Jim Garrett became provost and chief academic officer of Carnegie Mellon University in January 2019. He is responsible for CMU's schools, colleges, institutes and campuses and is instrumental in institutional and academic planning and implementation. Garrett is committed to exploring and implementing innovations in education (especially related to modular education for residential and remote instruction), increasing access and affordability, ensuring student success, and building a diverse, equitable and inclusive community. Garrett is also a champion of sustainability, efficiency and effectiveness, overseeing a first-of-its-kind voluntary review of CMU’s Sustainable Development Goals (SDGs) in 2020.
Under his leadership as CMU dean of the College of Engineering from 2013 to 2019, the College issued a strategic plan in 2014 that outlined the five-year mission, vision and objectives for the trajectory of the College. The College also launched a comprehensive strategic plan for equity, diversity and inclusion that focused on the recruitment, inclusion and retention of underrepresented faculty and graduate students. This plan was executed over the next five years. On his watch, the College of Engineering climbed from a U.S. News & World Report (USNWR) Graduate School Rank of 7 to 4 and a USNWR Undergraduate Rank of 8 to 6.

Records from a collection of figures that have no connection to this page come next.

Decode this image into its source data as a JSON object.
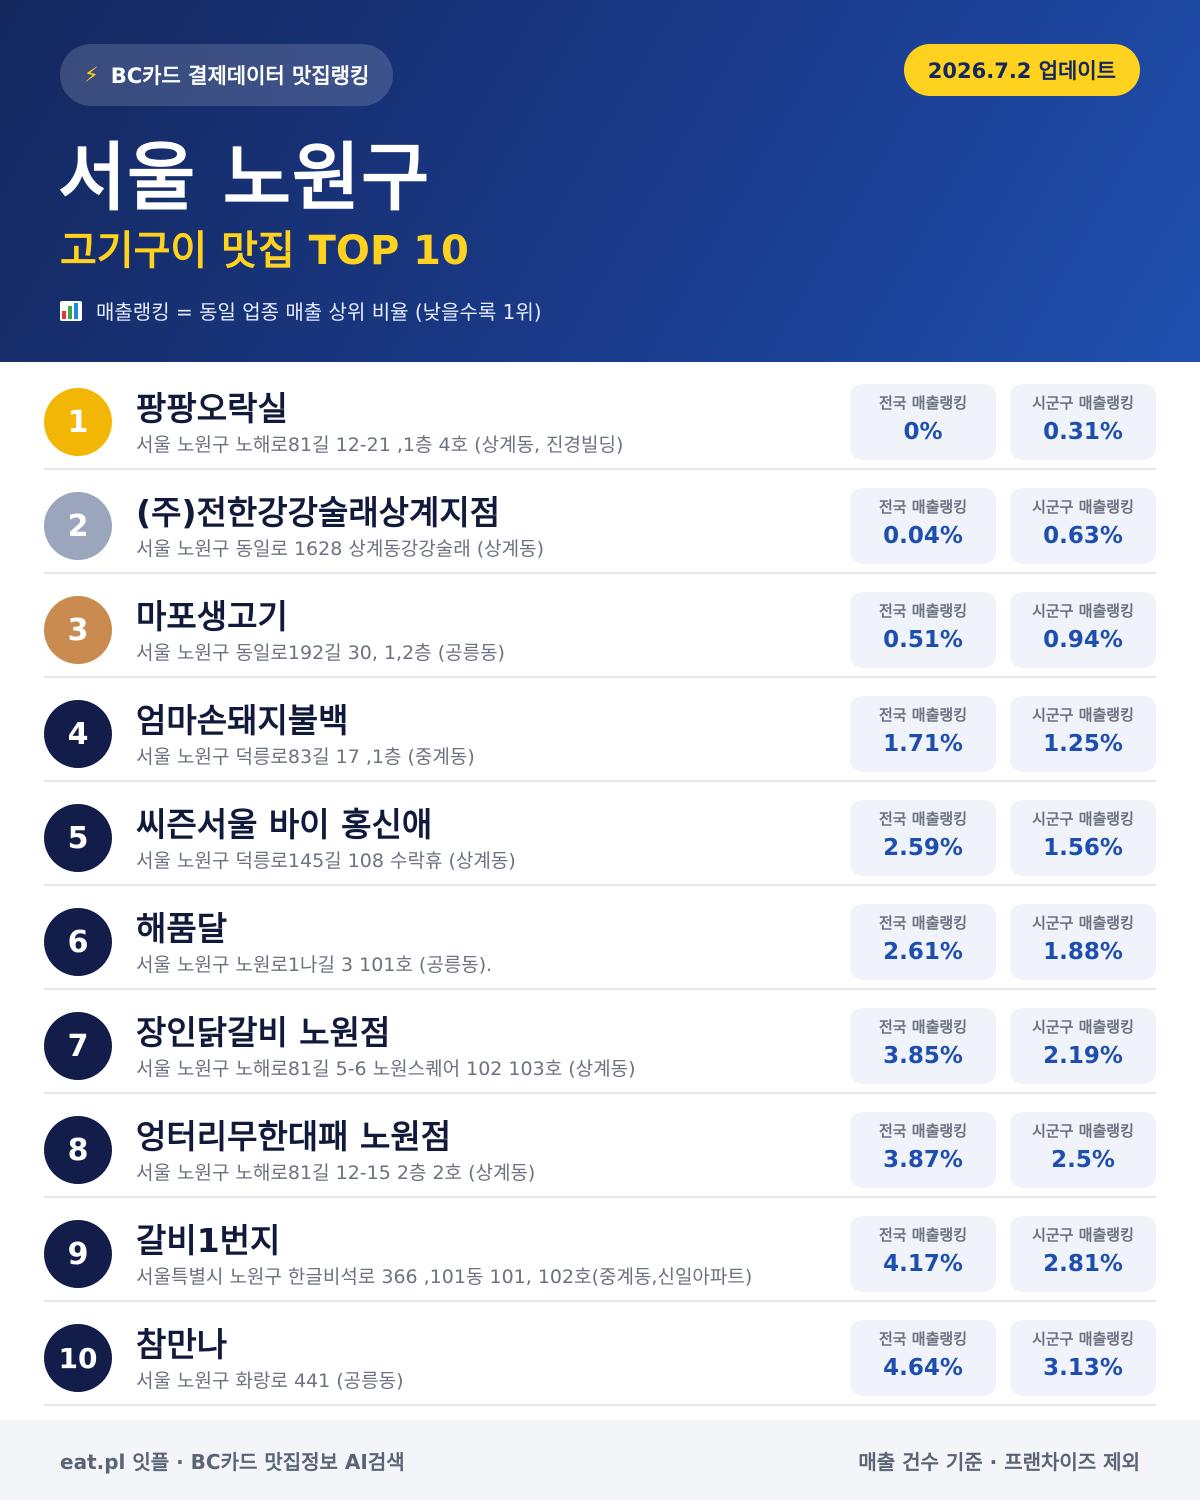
{
  "header": {
    "pill_label": "BC카드 결제데이터 맛집랭킹",
    "update_label": "2026.7.2 업데이트",
    "title": "서울 노원구",
    "subtitle": "고기구이 맛집 TOP 10",
    "note": "매출랭킹 = 동일 업종 매출 상위 비율 (낮을수록 1위)"
  },
  "stat_labels": {
    "national": "전국 매출랭킹",
    "local": "시군구 매출랭킹"
  },
  "rank_colors": {
    "gold": "#f2b705",
    "silver": "#9ba6bd",
    "bronze": "#c98b4f",
    "default": "#121d4a"
  },
  "restaurants": [
    {
      "rank": "1",
      "name": "팡팡오락실",
      "address": "서울 노원구 노해로81길 12-21 ,1층 4호 (상계동, 진경빌딩)",
      "national": "0%",
      "local": "0.31%"
    },
    {
      "rank": "2",
      "name": "(주)전한강강술래상계지점",
      "address": "서울 노원구 동일로 1628 상계동강강술래 (상계동)",
      "national": "0.04%",
      "local": "0.63%"
    },
    {
      "rank": "3",
      "name": "마포생고기",
      "address": "서울 노원구 동일로192길 30, 1,2층 (공릉동)",
      "national": "0.51%",
      "local": "0.94%"
    },
    {
      "rank": "4",
      "name": "엄마손돼지불백",
      "address": "서울 노원구 덕릉로83길 17 ,1층 (중계동)",
      "national": "1.71%",
      "local": "1.25%"
    },
    {
      "rank": "5",
      "name": "씨즌서울 바이 홍신애",
      "address": "서울 노원구 덕릉로145길 108 수락휴 (상계동)",
      "national": "2.59%",
      "local": "1.56%"
    },
    {
      "rank": "6",
      "name": "해품달",
      "address": "서울 노원구 노원로1나길 3 101호 (공릉동).",
      "national": "2.61%",
      "local": "1.88%"
    },
    {
      "rank": "7",
      "name": "장인닭갈비 노원점",
      "address": "서울 노원구 노해로81길 5-6 노원스퀘어 102 103호 (상계동)",
      "national": "3.85%",
      "local": "2.19%"
    },
    {
      "rank": "8",
      "name": "엉터리무한대패 노원점",
      "address": "서울 노원구 노해로81길 12-15 2층 2호 (상계동)",
      "national": "3.87%",
      "local": "2.5%"
    },
    {
      "rank": "9",
      "name": "갈비1번지",
      "address": "서울특별시 노원구 한글비석로 366 ,101동 101, 102호(중계동,신일아파트)",
      "national": "4.17%",
      "local": "2.81%"
    },
    {
      "rank": "10",
      "name": "참만나",
      "address": "서울 노원구 화랑로 441 (공릉동)",
      "national": "4.64%",
      "local": "3.13%"
    }
  ],
  "footer": {
    "left": "eat.pl 잇플 · BC카드 맛집정보 AI검색",
    "right": "매출 건수 기준 · 프랜차이즈 제외"
  }
}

Garrett engaged ANSYS, Inc. to support the creation of ANSYS Hall, a building in which students have space to design, simulate, build and test larger systems (a $25 million gift). While dean, the development and implementation of the Engineering Research Accelerator increased the College’s federal and industrial funding, boosted the number of interdisciplinary center-level proposals submitted and won, and diversified funding both in terms of source and size. In fiscal year 2017, the College experienced a marked increase in the number of multidisciplinary and multi-college proposals submitted and won $34 million worth of research center funding. During Garrett’s tenure as Dean, the CMU Africa campus in Kigali, Rwanda, which the College of Engineering founded and manages, continued to excel and today is a healthy and thriving academic endeavor with more than 40 faculty and about 300 MS students from over 20 African countries. It receives significant support from the Government of Rwanda and the Mastercard Foundation.